Le géant silencieux de la Silicon Valley réécrit-il l’IA ?Broadcom s’est imposée comme l’architecte critique mais sous-estimé de la révolution de l’intelligence artificielle. Alors que les applications grand public d’IA dominent l’actualité, Broadcom opère dans la couche infrastructure : conception de puces personnalisées, maîtrise des technologies réseau et gestion de plateformes cloud d’entreprise. L’entreprise détient 75 % du marché des accélérateurs IA sur mesure, partenaire exclusif de Google pour ses Tensor Processing Units (TPU) et vient de signer un accord majeur avec OpenAI. Cette position de « marchand d’armes » de l’IA a propulsé Broadcom à une valorisation de 1,78 billion de dollars, en faisant l’une des sociétés de semiconducteurs les plus précieuses au monde.
La stratégie de l’entreprise repose sur trois piliers : domination du silicium personnalisé via la plateforme XPU, contrôle du cloud privé grâce au rachat de VMware, et ingénierie financière agressive. L’expertise technique de Broadcom dans des domaines critiques comme la technologie SerDes et l’encapsulation avancée de puces crée des barrières concurrentielles redoutables. L’Ironwood TPU v7 conçu pour Google offre des performances exceptionnelles grâce à des innovations en refroidissement liquide, une capacité mémoire HBM3e massive et des interconnexions optiques ultra-rapides permettant à des milliers de puces de fonctionner comme un système unifié. Cette intégration verticale du design silicium au logiciel d’entreprise génère un modèle de revenus diversifié et résistant à la volatilité du marché.
Broadcom est toutefois confrontée à des risques importants. Sa dépendance à TSMC pour la production crée une vulnérabilité géopolitique, surtout avec les tensions croissantes dans le détroit de Taïwan. Les restrictions commerciales sino-américaines ont comprimé certains marchés, même si les sanctions ont aussi concentré la demande chez les fournisseurs conformes.
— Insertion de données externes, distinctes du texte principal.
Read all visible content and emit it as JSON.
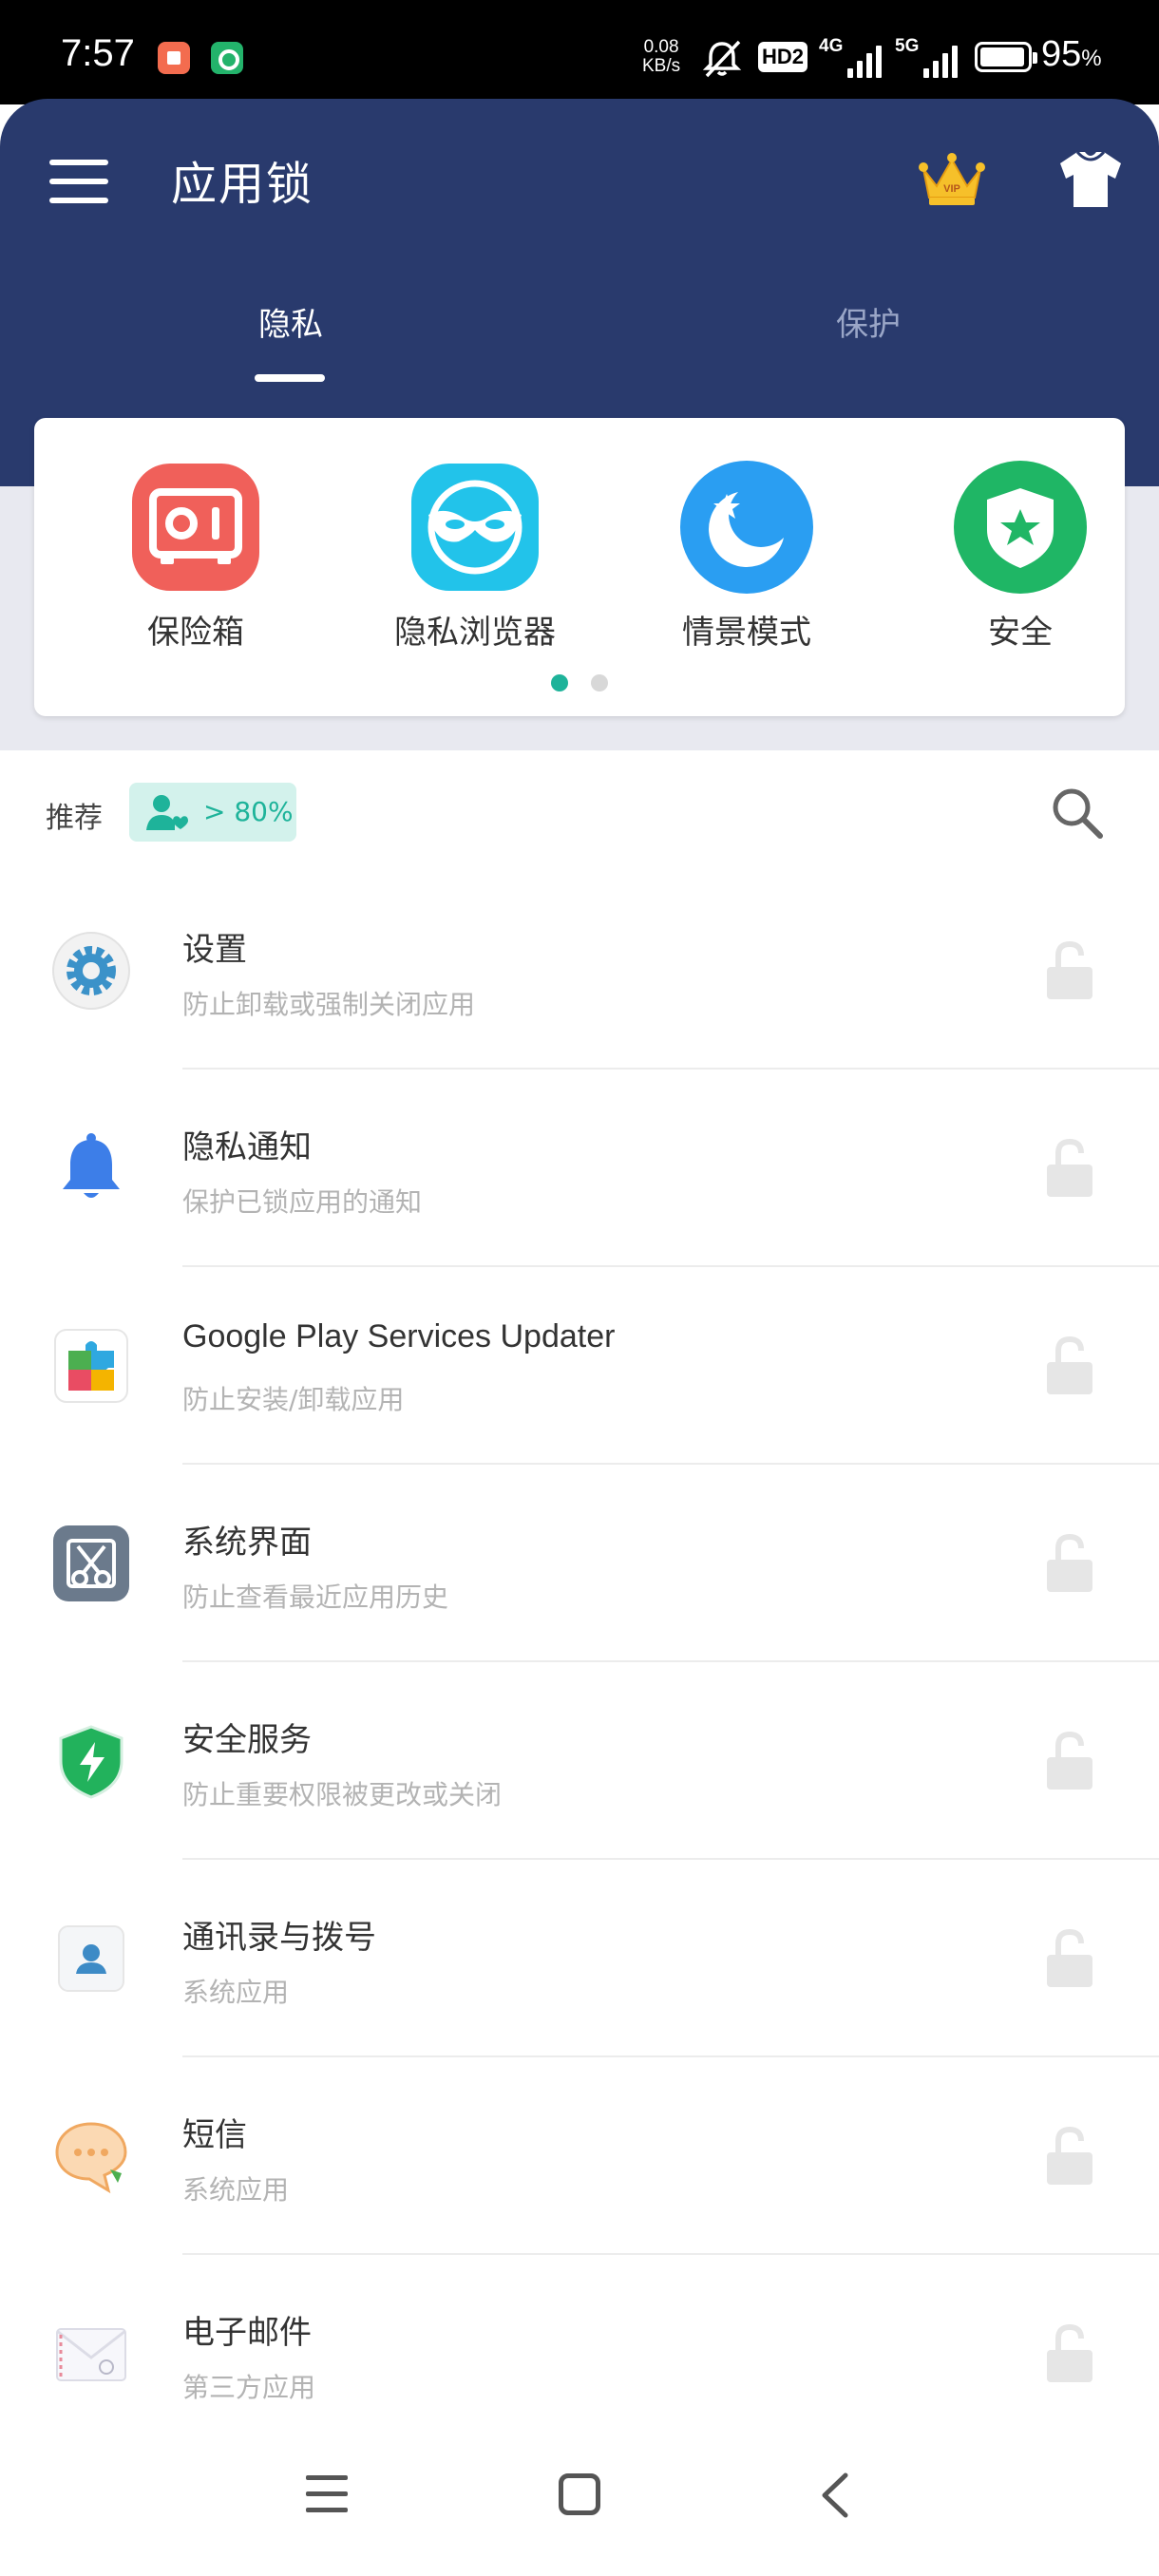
{
  "status_bar": {
    "time": "7:57",
    "speed_value": "0.08",
    "speed_unit": "KB/s",
    "hd_label": "HD2",
    "sig1_label": "4G",
    "sig2_label": "5G",
    "battery_pct": "95",
    "battery_unit": "%"
  },
  "header": {
    "title": "应用锁",
    "tabs": [
      {
        "label": "隐私",
        "active": true
      },
      {
        "label": "保护",
        "active": false
      }
    ],
    "vip_text": "VIP"
  },
  "features": [
    {
      "label": "保险箱",
      "icon": "safe-box-icon",
      "color": "#f0605a"
    },
    {
      "label": "隐私浏览器",
      "icon": "mask-icon",
      "color": "#22c3ea"
    },
    {
      "label": "情景模式",
      "icon": "moon-star-icon",
      "color": "#2a9ef2"
    },
    {
      "label": "安全",
      "icon": "shield-star-icon",
      "color": "#1fb665"
    }
  ],
  "recommend": {
    "label": "推荐",
    "badge": "> 80%"
  },
  "apps": [
    {
      "name": "设置",
      "desc": "防止卸载或强制关闭应用",
      "icon": "gear-icon"
    },
    {
      "name": "隐私通知",
      "desc": "保护已锁应用的通知",
      "icon": "bell-icon"
    },
    {
      "name": "Google Play Services Updater",
      "desc": "防止安装/卸载应用",
      "icon": "puzzle-icon"
    },
    {
      "name": "系统界面",
      "desc": "防止查看最近应用历史",
      "icon": "scissors-icon"
    },
    {
      "name": "安全服务",
      "desc": "防止重要权限被更改或关闭",
      "icon": "shield-bolt-icon"
    },
    {
      "name": "通讯录与拨号",
      "desc": "系统应用",
      "icon": "contact-icon"
    },
    {
      "name": "短信",
      "desc": "系统应用",
      "icon": "chat-bubble-icon"
    },
    {
      "name": "电子邮件",
      "desc": "第三方应用",
      "icon": "envelope-icon"
    }
  ],
  "colors": {
    "header": "#293a6d",
    "accent": "#1eb39a",
    "lock": "#e6e6e6"
  }
}
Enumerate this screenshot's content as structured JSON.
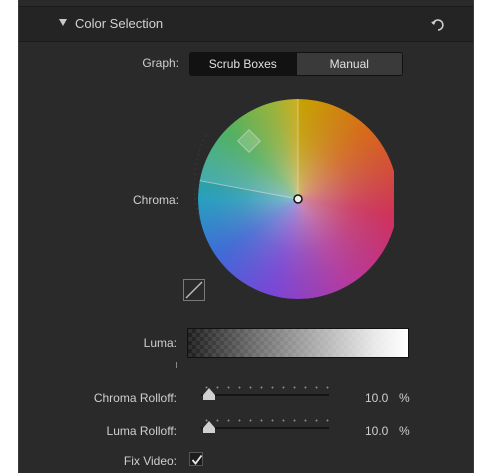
{
  "section": {
    "title": "Color Selection"
  },
  "graph": {
    "label": "Graph:",
    "options": [
      "Scrub Boxes",
      "Manual"
    ],
    "selected": "Scrub Boxes"
  },
  "chroma": {
    "label": "Chroma:"
  },
  "luma": {
    "label": "Luma:"
  },
  "chroma_rolloff": {
    "label": "Chroma Rolloff:",
    "value": "10.0",
    "unit": "%"
  },
  "luma_rolloff": {
    "label": "Luma Rolloff:",
    "value": "10.0",
    "unit": "%"
  },
  "fix_video": {
    "label": "Fix Video:",
    "checked": true
  },
  "colors": {
    "panel_bg": "#2a2a2a",
    "text": "#cfcfcf",
    "segment_active": "#121212",
    "segment_inactive": "#3a3a3a"
  }
}
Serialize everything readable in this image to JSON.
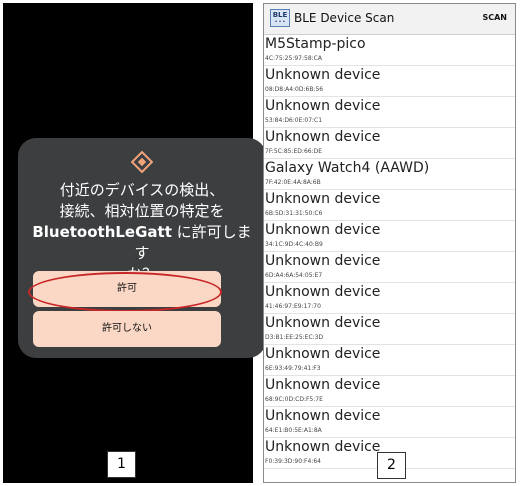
{
  "dialog": {
    "line1": "付近のデバイスの検出、",
    "line2": "接続、相対位置の特定を",
    "app_name": "BluetoothLeGatt",
    "line3_rest": " に許可しま",
    "line3_tail": "す",
    "line4": "か？",
    "allow_label": "許可",
    "deny_label": "許可しない"
  },
  "labels": {
    "panel1": "1",
    "panel2": "2"
  },
  "app": {
    "icon_text": "BLE",
    "title": "BLE Device Scan",
    "action": "SCAN"
  },
  "devices": [
    {
      "name": "M5Stamp-pico",
      "address": "4C:75:25:97:58:CA"
    },
    {
      "name": "Unknown device",
      "address": "08:D8:A4:0D:6B:56"
    },
    {
      "name": "Unknown device",
      "address": "53:84:D6:0E:07:C1"
    },
    {
      "name": "Unknown device",
      "address": "7F:5C:85:ED:66:DE"
    },
    {
      "name": "Galaxy Watch4 (AAWD)",
      "address": "7F:42:0E:4A:8A:6B"
    },
    {
      "name": "Unknown device",
      "address": "6B:5D:31:31:50:C6"
    },
    {
      "name": "Unknown device",
      "address": "34:1C:9D:4C:40:B9"
    },
    {
      "name": "Unknown device",
      "address": "6D:A4:6A:54:05:E7"
    },
    {
      "name": "Unknown device",
      "address": "41:46:97:E9:17:70"
    },
    {
      "name": "Unknown device",
      "address": "D3:B1:EE:25:EC:3D"
    },
    {
      "name": "Unknown device",
      "address": "6E:93:49:79:41:F3"
    },
    {
      "name": "Unknown device",
      "address": "68:9C:0D:CD:F5:7E"
    },
    {
      "name": "Unknown device",
      "address": "64:E1:B0:5E:A1:8A"
    },
    {
      "name": "Unknown device",
      "address": "F0:39:3D:90:F4:64"
    }
  ],
  "colors": {
    "dialog_bg": "#3c3e40",
    "button_bg": "#fbd8c5",
    "accent": "#f0a37a",
    "highlight_ellipse": "#c62828"
  }
}
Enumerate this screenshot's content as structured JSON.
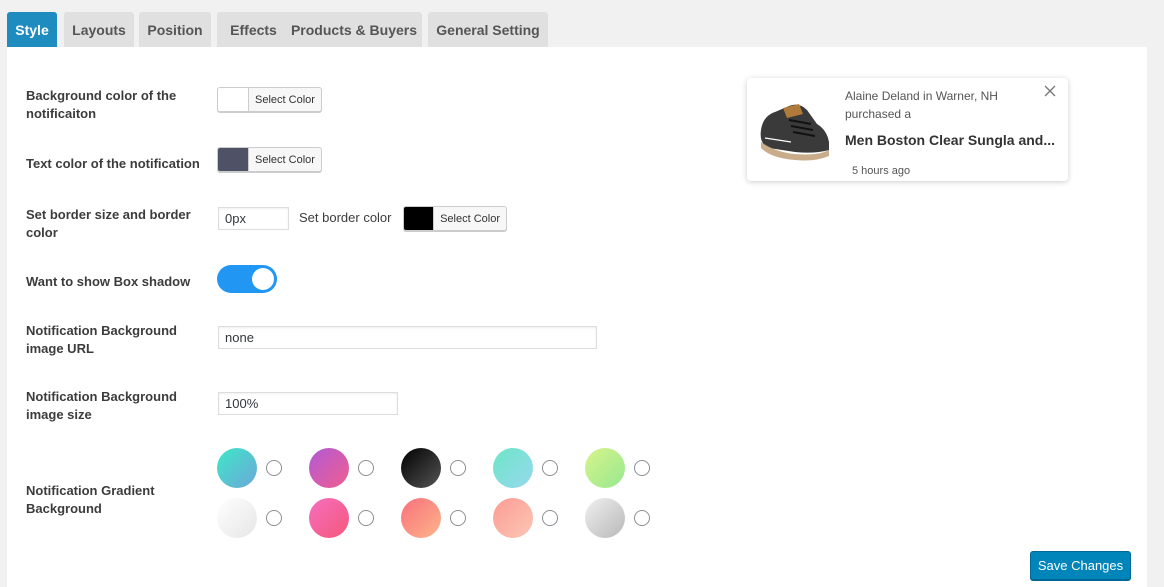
{
  "tabs": [
    {
      "label": "Style",
      "active": true
    },
    {
      "label": "Layouts",
      "active": false
    },
    {
      "label": "Position",
      "active": false
    },
    {
      "label": "Effects",
      "active": false
    },
    {
      "label": "Products & Buyers",
      "active": false
    },
    {
      "label": "General Setting",
      "active": false
    }
  ],
  "fields": {
    "bg_color": {
      "label": "Background color of the notificaiton",
      "button": "Select Color",
      "color": "#ffffff"
    },
    "text_color": {
      "label": "Text color of the notification",
      "button": "Select Color",
      "color": "#4f5266"
    },
    "border": {
      "label": "Set border size and border color",
      "size_value": "0px",
      "color_label": "Set border color",
      "button": "Select Color",
      "color": "#000000"
    },
    "box_shadow": {
      "label": "Want to show Box shadow",
      "enabled": true
    },
    "bg_image_url": {
      "label": "Notification Background image URL",
      "value": "none"
    },
    "bg_image_size": {
      "label": "Notification Background image size",
      "value": "100%"
    },
    "gradient": {
      "label": "Notification Gradient Background",
      "options": [
        {
          "from": "#3ee8c8",
          "to": "#6ca6d8"
        },
        {
          "from": "#b05ad6",
          "to": "#f15e8e"
        },
        {
          "from": "#000000",
          "to": "#555555"
        },
        {
          "from": "#6ee6c6",
          "to": "#96d8ee"
        },
        {
          "from": "#d8f48a",
          "to": "#96e890"
        },
        {
          "from": "#ffffff",
          "to": "#e6e6e6"
        },
        {
          "from": "#f56fbf",
          "to": "#f5577a"
        },
        {
          "from": "#f8707c",
          "to": "#fdb58a"
        },
        {
          "from": "#fc9b94",
          "to": "#fcc7b5"
        },
        {
          "from": "#f0f0f0",
          "to": "#b8b8b8"
        }
      ]
    }
  },
  "preview": {
    "who": "Alaine Deland in Warner, NH purchased a",
    "product": "Men Boston Clear Sungla and...",
    "time": "5 hours ago"
  },
  "save_label": "Save Changes",
  "colors": {
    "accent": "#1e8cbe",
    "toggle": "#2196f3",
    "save": "#0085ba"
  }
}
Par ailleurs, l’entreprise porte plus de 70 milliards de dollars de dette issus du rachat de VMware, nécessitant un désendettement agressif malgré des flux de trésorerie solides. Le passage controversé de VMware à un modèle d’abonnement, bien que couronné de succès financier, a provoqué des frictions avec les clients.
À l’horizon, Broadcom semble idéalement positionnée pour la poursuite du développement des infrastructures IA jusqu’en 2030. Le basculement vers les charges d’inférence et les systèmes d’IA « agentiques » favorise les circuits intégrés spécifiques (ASIC) au détriment des GPU généralistes — le point fort majeur de Broadcom. Son portefeuille de brevets procure à la fois des revenus de licence offensifs et une protection défensive pour ses partenaires. Sous la direction rigoureuse du PDG Hock Tan, Broadcom a démontré une efficacité opérationnelle impitoyable, ne se concentrant que sur les clients entreprise à plus forte valeur tout en cédant les actifs non stratégiques. À mesure que le déploiement de l’IA s’accélère et que les entreprises adoptent des architectures de cloud privé, la position unique de Broadcom — couvrant le silicium personnalisé, l’infrastructure réseau et les logiciels de virtualisation — en fait un facilitateur essentiel, quoique largement invisible, de l’ère de l’IA.